A Reforma Ortográfica da Língua Portuguesa

A ortográfica da língua portuguesa, desde que foi proclamada a independência do Brasil, vem sendo discutida; primeiro na época da independência os escritores acharam que a separação deveria ser cultural também e criaram uma ortografia nacionalizada; muitos anos depois precisamente 1924, buscaram uma ortografia comum aos dois países. Em 1945, chega-se a um acordo de unificação, que em Portugal tornou-se lei, mas no Brasil o Parlamento Brasileiro não legitimou a lei, portanto…

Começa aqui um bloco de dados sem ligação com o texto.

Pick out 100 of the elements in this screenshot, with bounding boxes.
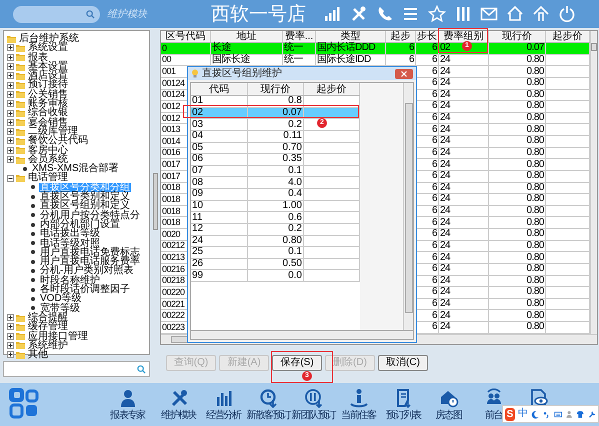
power-icon[interactable]	[558, 5, 576, 23]
columns-icon[interactable]	[454, 5, 472, 23]
column-header[interactable]: 现行价	[248, 83, 304, 95]
tree-item[interactable]: 时段名称维护	[39, 276, 101, 286]
tree-item[interactable]: 分机用户按分类特点分	[39, 210, 141, 220]
tree-item[interactable]: 直拨区号组别和定义	[39, 201, 131, 211]
expand-icon[interactable]	[7, 90, 14, 98]
wrench-icon[interactable]	[588, 408, 596, 420]
taskbar-item[interactable]: 报表专家	[110, 411, 145, 421]
moon-icon[interactable]	[530, 408, 540, 420]
signal-icon[interactable]	[324, 5, 342, 23]
home-icon[interactable]	[506, 5, 524, 23]
tree-item[interactable]: 电话等级对照	[39, 238, 101, 248]
tree-item[interactable]: 餐饮公共代码	[27, 136, 89, 146]
taskbar-item[interactable]: 当前住客	[341, 411, 376, 421]
action-button[interactable]: 取消(C)	[378, 355, 428, 371]
tree-item[interactable]: 综合收银	[27, 108, 69, 118]
tree-item[interactable]: 用户直拨电话免费标志	[39, 248, 141, 258]
tree-search-field[interactable]	[3, 361, 150, 377]
column-header[interactable]: 步长	[417, 32, 437, 42]
action-button[interactable]: 保存(S)	[272, 355, 322, 371]
expand-icon[interactable]	[7, 137, 14, 144]
tree-item[interactable]: 分机-用户类别对照表	[39, 266, 134, 276]
expand-icon[interactable]	[7, 110, 14, 117]
tree-item[interactable]: 应用接口管理	[27, 332, 89, 341]
expand-icon[interactable]	[7, 54, 14, 61]
expand-icon[interactable]	[7, 82, 14, 89]
tree-item[interactable]: 后台维护系统	[18, 34, 80, 44]
column-header[interactable]: 起步	[390, 32, 410, 42]
collapse-icon[interactable]	[7, 174, 14, 182]
expand-icon[interactable]	[7, 342, 14, 349]
tree-item[interactable]: 宴会销售	[27, 118, 69, 127]
scrollbar-thumb[interactable]	[404, 103, 412, 313]
taskbar-item[interactable]: 新散客预订	[246, 411, 290, 421]
tree-item[interactable]: 综合提醒	[27, 312, 69, 322]
menu-icon[interactable]	[402, 5, 420, 23]
tree-item[interactable]: 用户直拨电话服务费率	[39, 257, 141, 266]
tree-item[interactable]: 公关销售	[27, 90, 69, 100]
tree-item[interactable]: 宽带等级	[39, 304, 81, 313]
tree-item[interactable]: 电话拨出等级	[39, 229, 101, 239]
column-header[interactable]: 起步价	[552, 32, 582, 42]
mail-icon[interactable]	[480, 5, 498, 23]
column-header[interactable]: 现行价	[502, 32, 532, 42]
tree-item[interactable]: 客房中心	[27, 146, 69, 155]
tree-item[interactable]: XMS-XMS混合部署	[31, 164, 120, 174]
taskbar-item[interactable]: 预订列表	[386, 411, 421, 421]
tree-item[interactable]: 预订接待	[27, 80, 69, 90]
column-header[interactable]: 区号代码	[166, 32, 206, 42]
expand-icon[interactable]	[7, 146, 14, 154]
tools-icon[interactable]	[350, 5, 368, 23]
column-header[interactable]: 费率组别	[444, 32, 484, 42]
column-header[interactable]: 起步价	[304, 83, 360, 95]
horizontal-scrollbar[interactable]	[190, 331, 414, 340]
taskbar-item[interactable]: 维护模块	[161, 411, 196, 421]
tree-item[interactable]: 系统维护	[27, 340, 69, 350]
upload-icon[interactable]	[532, 5, 550, 23]
taskbar-item[interactable]: 房态图	[435, 411, 462, 421]
taskbar-item[interactable]: 经营分析	[206, 411, 241, 421]
tree-item[interactable]: 缓存管理	[27, 322, 69, 332]
expand-icon[interactable]	[7, 63, 14, 70]
tree-item[interactable]: 会员系统	[27, 154, 69, 164]
tree-item[interactable]: 电话管理	[27, 173, 69, 183]
expand-icon[interactable]	[7, 351, 14, 358]
column-header[interactable]: 费率...	[284, 32, 314, 42]
tree-item[interactable]: 报表	[27, 52, 49, 62]
expand-icon[interactable]	[7, 72, 14, 80]
expand-icon[interactable]	[7, 314, 14, 322]
tree-item[interactable]: 各时段话价调整因子	[39, 285, 131, 294]
tree-item[interactable]: 内部分机部门设置	[39, 220, 121, 230]
shirt-icon[interactable]	[576, 408, 585, 420]
column-header[interactable]: 代码	[191, 83, 248, 95]
expand-icon[interactable]	[7, 156, 14, 163]
table-cell: 0013	[162, 125, 180, 134]
scrollbar-thumb[interactable]	[152, 173, 158, 230]
expand-icon[interactable]	[7, 44, 14, 52]
expand-icon[interactable]	[7, 128, 14, 136]
star-icon[interactable]	[428, 5, 446, 23]
table-cell: 0.80	[526, 218, 544, 228]
column-header[interactable]: 地址	[236, 32, 256, 42]
expand-icon[interactable]	[7, 332, 14, 340]
vertical-scrollbar[interactable]	[590, 31, 597, 334]
tree-item[interactable]: 其他	[27, 350, 49, 360]
expand-icon[interactable]	[7, 118, 14, 126]
tree-item[interactable]: 基本设置	[27, 62, 69, 72]
expand-icon[interactable]	[7, 323, 14, 330]
tree-item[interactable]: 系统设置	[27, 43, 69, 53]
taskbar-item[interactable]: 前台	[484, 411, 502, 421]
taskbar-item[interactable]: 新团队预订	[292, 411, 336, 421]
close-button[interactable]	[395, 68, 413, 78]
scrollbar-thumb[interactable]	[591, 43, 597, 51]
tree-item[interactable]: VOD等级	[39, 294, 83, 304]
ime-mode[interactable]: 中	[518, 409, 528, 419]
tree-item[interactable]: 直拨区号类别和定义	[39, 192, 131, 202]
column-header[interactable]: 类型	[340, 32, 360, 42]
tree-item[interactable]: 酒店设置	[27, 71, 69, 80]
expand-icon[interactable]	[7, 100, 14, 108]
tree-item[interactable]: 账务审核	[27, 99, 69, 108]
search-field[interactable]	[13, 6, 100, 22]
phone-icon[interactable]	[376, 5, 394, 23]
vertical-scrollbar[interactable]	[403, 83, 413, 330]
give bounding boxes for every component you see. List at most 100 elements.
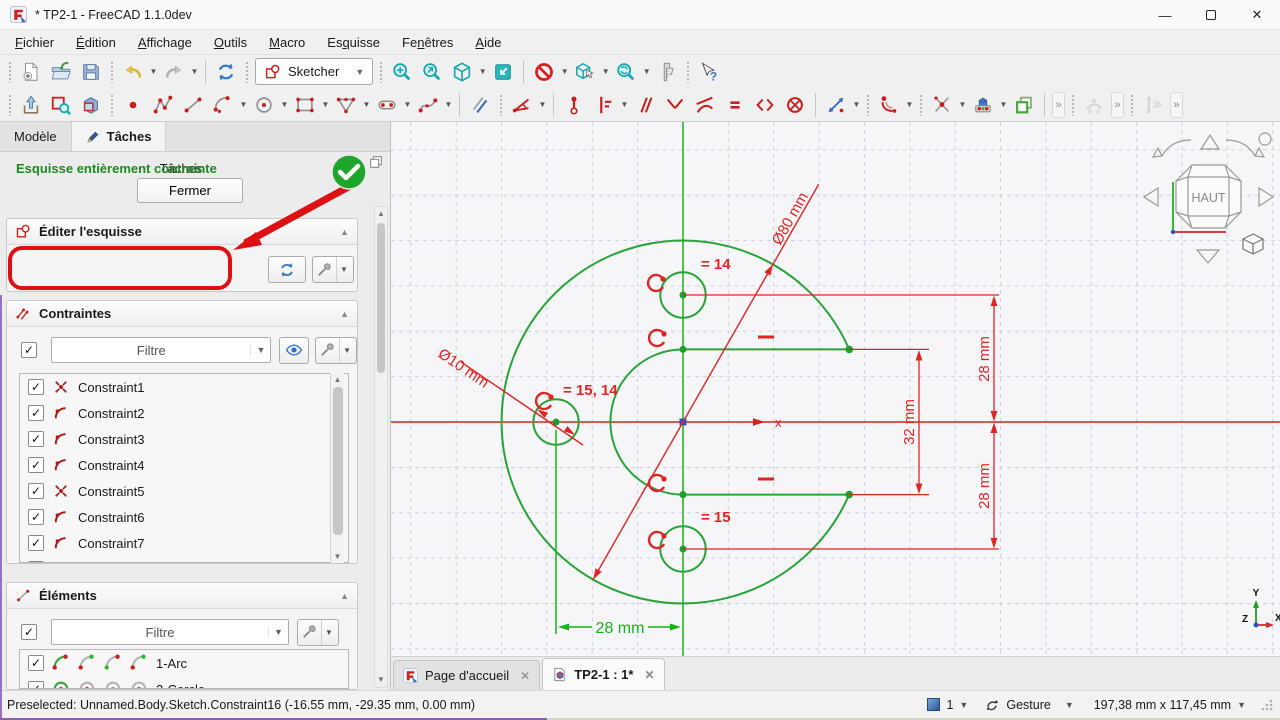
offset-button[interactable] <box>465 91 495 119</box>
circle-button-dropdown[interactable]: ▼ <box>279 91 290 119</box>
tangent-constraint-marker[interactable] <box>536 393 554 409</box>
dimension-label[interactable]: Ø80 mm <box>769 190 812 248</box>
nav-dot-icon[interactable] <box>1259 133 1271 145</box>
section-header-edit-sketch[interactable]: Éditer l'esquisse ▲ <box>7 219 357 245</box>
collapse-arrow-icon[interactable]: ▲ <box>340 591 349 601</box>
constrain-symmetric-button[interactable] <box>750 91 780 119</box>
toolbar-grip[interactable] <box>8 61 12 83</box>
constrain-block-button[interactable] <box>780 91 810 119</box>
constraints-settings-button[interactable]: ▼ <box>315 337 357 364</box>
toolbar-grip[interactable] <box>866 94 870 116</box>
constrain-tangent-button[interactable] <box>690 91 720 119</box>
document-tab-active[interactable]: TP2-1 : 1*✕ <box>542 658 664 690</box>
element-checkbox[interactable]: ✓ <box>28 681 44 689</box>
minimize-button[interactable]: — <box>1142 0 1188 30</box>
constraints-visibility-checkbox[interactable]: ✓ <box>21 342 37 358</box>
refresh-button[interactable] <box>211 58 241 86</box>
toolbar-grip[interactable] <box>245 61 249 83</box>
constraint-row[interactable]: ✓Constraint6 <box>20 504 348 530</box>
redo-button[interactable] <box>159 58 189 86</box>
toolbar-overflow-button[interactable]: » <box>1111 92 1124 118</box>
menu-aide[interactable]: Aide <box>464 32 512 53</box>
dimensions-dropdown[interactable]: ▼ <box>1237 700 1246 710</box>
constraint-row[interactable]: ✓Constraint1 <box>20 374 348 400</box>
element-checkbox[interactable]: ✓ <box>28 655 44 671</box>
element-row[interactable]: ✓2-Cercle <box>20 676 348 689</box>
polygon-button[interactable] <box>331 91 361 119</box>
dimension-label[interactable]: 28 mm <box>976 336 993 382</box>
constraint-checkbox[interactable]: ✓ <box>28 561 44 563</box>
dimension-button-dropdown[interactable]: ▼ <box>851 91 862 119</box>
undock-panel-icon[interactable] <box>368 154 384 170</box>
constrain-distance-button-dropdown[interactable]: ▼ <box>619 91 630 119</box>
nav-mini-cube-icon[interactable] <box>1243 234 1263 254</box>
constraint-row[interactable]: ✓Constraint2 <box>20 400 348 426</box>
show-constraints-button[interactable] <box>279 337 309 364</box>
polygon-button-dropdown[interactable]: ▼ <box>361 91 372 119</box>
nav-arrow-left-icon[interactable] <box>1144 188 1158 206</box>
constraint-row[interactable]: ✓ <box>20 556 348 563</box>
menu-fenetres[interactable]: Fenêtres <box>391 32 464 53</box>
dropdown-arrow-icon[interactable]: ▼ <box>268 627 288 637</box>
zoom-fit-button[interactable] <box>387 58 417 86</box>
constraint-checkbox[interactable]: ✓ <box>28 457 44 473</box>
close-tab-icon[interactable]: ✕ <box>640 668 654 682</box>
menu-fichier[interactable]: Fichier <box>4 32 65 53</box>
layer-dropdown[interactable]: ▼ <box>959 700 968 710</box>
dimension-label[interactable]: 32 mm <box>901 399 918 445</box>
resize-grip[interactable] <box>1260 698 1274 712</box>
nav-arrow-up-icon[interactable] <box>1201 135 1219 149</box>
sketch-settings-button[interactable]: ▼ <box>312 256 354 283</box>
clipping-plane-button-dropdown[interactable]: ▼ <box>559 58 570 86</box>
external-geometry-button-dropdown[interactable]: ▼ <box>998 91 1009 119</box>
toolbar-grip[interactable] <box>1130 94 1134 116</box>
carbon-copy-button[interactable] <box>1009 91 1039 119</box>
constrain-parallel-button[interactable] <box>630 91 660 119</box>
equal-label-bottom[interactable]: = 15 <box>701 509 731 526</box>
new-document-button[interactable] <box>16 58 46 86</box>
toolbar-grip[interactable] <box>379 61 383 83</box>
scroll-down-icon[interactable]: ▼ <box>375 673 387 687</box>
circle-button[interactable] <box>249 91 279 119</box>
collapse-arrow-icon[interactable]: ▲ <box>340 309 349 319</box>
leave-sketch-button[interactable] <box>16 91 46 119</box>
menu-edition[interactable]: Édition <box>65 32 127 53</box>
3d-viewport[interactable]: x 28 mm <box>390 122 1280 690</box>
slot-button-dropdown[interactable]: ▼ <box>402 91 413 119</box>
constraint-row[interactable]: ✓Constraint4 <box>20 452 348 478</box>
dropdown-arrow-icon[interactable]: ▼ <box>321 620 336 645</box>
document-tab-home[interactable]: Page d'accueil✕ <box>393 660 540 690</box>
dropdown-arrow-icon[interactable]: ▼ <box>339 338 354 363</box>
tangent-constraint-marker[interactable] <box>649 532 667 548</box>
elements-filter-combobox[interactable]: Filtre ▼ <box>51 619 289 645</box>
dimension-button[interactable] <box>821 91 851 119</box>
slot-button[interactable] <box>372 91 402 119</box>
collapse-arrow-icon[interactable]: ▲ <box>340 227 349 237</box>
whats-this-button[interactable] <box>694 58 724 86</box>
bspline-button[interactable] <box>413 91 443 119</box>
toolbar-grip[interactable] <box>1071 94 1075 116</box>
clipping-plane-button[interactable] <box>529 58 559 86</box>
bspline-button-dropdown[interactable]: ▼ <box>443 91 454 119</box>
sketch-canvas[interactable]: x 28 mm <box>391 122 1280 656</box>
zoom-selection-button[interactable] <box>417 58 447 86</box>
close-button[interactable]: ✕ <box>1234 0 1280 30</box>
tangent-constraint-marker[interactable] <box>649 475 667 491</box>
dropdown-arrow-icon[interactable]: ▼ <box>355 67 364 77</box>
rectangle-button[interactable] <box>290 91 320 119</box>
panel-tab-taches[interactable]: Tâches <box>72 122 167 151</box>
constrain-equal-button[interactable] <box>720 91 750 119</box>
constrain-perpendicular-button[interactable] <box>660 91 690 119</box>
maximize-button[interactable] <box>1188 0 1234 30</box>
constraint-row[interactable]: ✓Constraint5 <box>20 478 348 504</box>
dimension-label[interactable]: 28 mm <box>976 463 993 509</box>
toolbar-grip[interactable] <box>110 94 114 116</box>
arc-button[interactable] <box>208 91 238 119</box>
close-tab-icon[interactable]: ✕ <box>516 669 530 683</box>
trim-button-dropdown[interactable]: ▼ <box>957 91 968 119</box>
constraint-row[interactable]: ✓Constraint3 <box>20 426 348 452</box>
panel-tab-modele[interactable]: Modèle <box>0 122 72 151</box>
element-row[interactable]: ✓1-Arc <box>20 650 348 676</box>
sync-view-button[interactable] <box>611 58 641 86</box>
scroll-up-icon[interactable]: ▲ <box>331 373 344 386</box>
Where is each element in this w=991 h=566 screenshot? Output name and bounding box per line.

Agora se fala em “reforma ortográfica da língua portuguesa”; pensei: mas para que isso? Surgirão mais dificuldades; dos professores, de pessoas que já não escrevem bem, gastos com impressão de novos livros, desgaste de se absorver a nova escrita; educadores terão que ser preparados novamente.    Muitos países da Europa lançam dicionários anualmente, em nosso País isso acontece em prazos incomparavelmente maiores, fora o custo que acarretaria com dicionários e livros didáticos para nossa população de maioria carente. E será que não seria um movimento voltado para algum interesse político? E não para melhorar a grafia ou o intercâmbio entre os povos dos países que falam o idioma português! Pois apesar de oito Países envolvidos nessa reforma falarem o idioma português, o povo tem diferentes características; palavras que são escritas da mesma forma, mas que tem outras conotações.

Li em um dos artigos da Folha “quem faz a língua é o povo na rua”, pois então só poderemos unificar a escrita, o sentido vai continuar a se diferenciar. E será que acontece essa unificação? Portugal foi resistente em concordar; com essas mudanças que deveria ter sido iniciada em janeiro de 2008, posteriormente transferida para janeiro de 2009. Mas é preciso três países assinar essa unificação do idioma para que aconteça.  Portugal e Brasil construíram essa proposta juntos com o objetivo de aproximar os povos não de desunir, no entanto não conseguem chegar a um consenso.

No entanto pesquisas sobre o assunto mostram o quanto benéfico será a mudança e a necessidade dela. O fato de a língua portuguesa ser o terceiro idioma mais falado no ocidente, e o sexto mais falado do mundo, e em virtude de existir mais de uma ortografia para a língua, esse fato dificulta a divulgação do idioma e a sua adoção em fóruns internacionais. A mudança colocaria a língua portuguesa ao nível de uma cultura superior, dizem alguns especialistas; aumentaria a difusão de obras literárias produzidas nos países que falam o idioma português, difundindo o interesse pela literatura das comunidades que falam o idioma lusofónico.

Thaís Nicoleti de Camargo em sua matéria na Folha de São Paulo cita:

– Uma língua é muito mais que a sua ortografia. “È um sistema de representação verbal que permite a comunicação entre os indivíduos.” E porque não aumentar essa comunicação entre indivíduos que falam o mesmo idioma.

Apesar de tantos, vai ser bom, não, não, vai ser ruim, e prejudicar este fator e beneficiar aquele Pais; de alguns educadores propagarem que as mudanças serão drásticas, mas a maioria diz que somente 2% dos 228 mil verbetes sofrerão modificações e serão incluídas letras que não fazem parte de nosso alfabeto hoje em dia, como K, W e Y, pois com a influência do idioma inglês em nossa cultura muitas pessoa tem nomes com letras que não constam em nosso alfabeto; e não serão somente as letras do alfabeto que sofrerá mudança, será abolido o trema, que já é praticamente ignorado e alguns acentos sofrerão inclusão e outros serão excluídos, me parece que a mudança trará mais benefícios do que malefícios, quanto às dificuldades, custos; não é possível haver mudança sem custos, pois todo e qualquer material didático tem custo; mudança boa ou má requer adequações; também existe um prazo para tudo isso mudar e entrar em vigor, o fato é que se a mudança trouxer maior propagação do nosso País, que é um dos que possuem maior população falante do português também crescer a integração social e econômica estimulando a nacionalização do nosso País, já vale a pena. O Brasil precisa ser mais propagado para poder ser mais valorizado internacionalmente e poder crescer, conto que essa unificação traga também esse beneficio.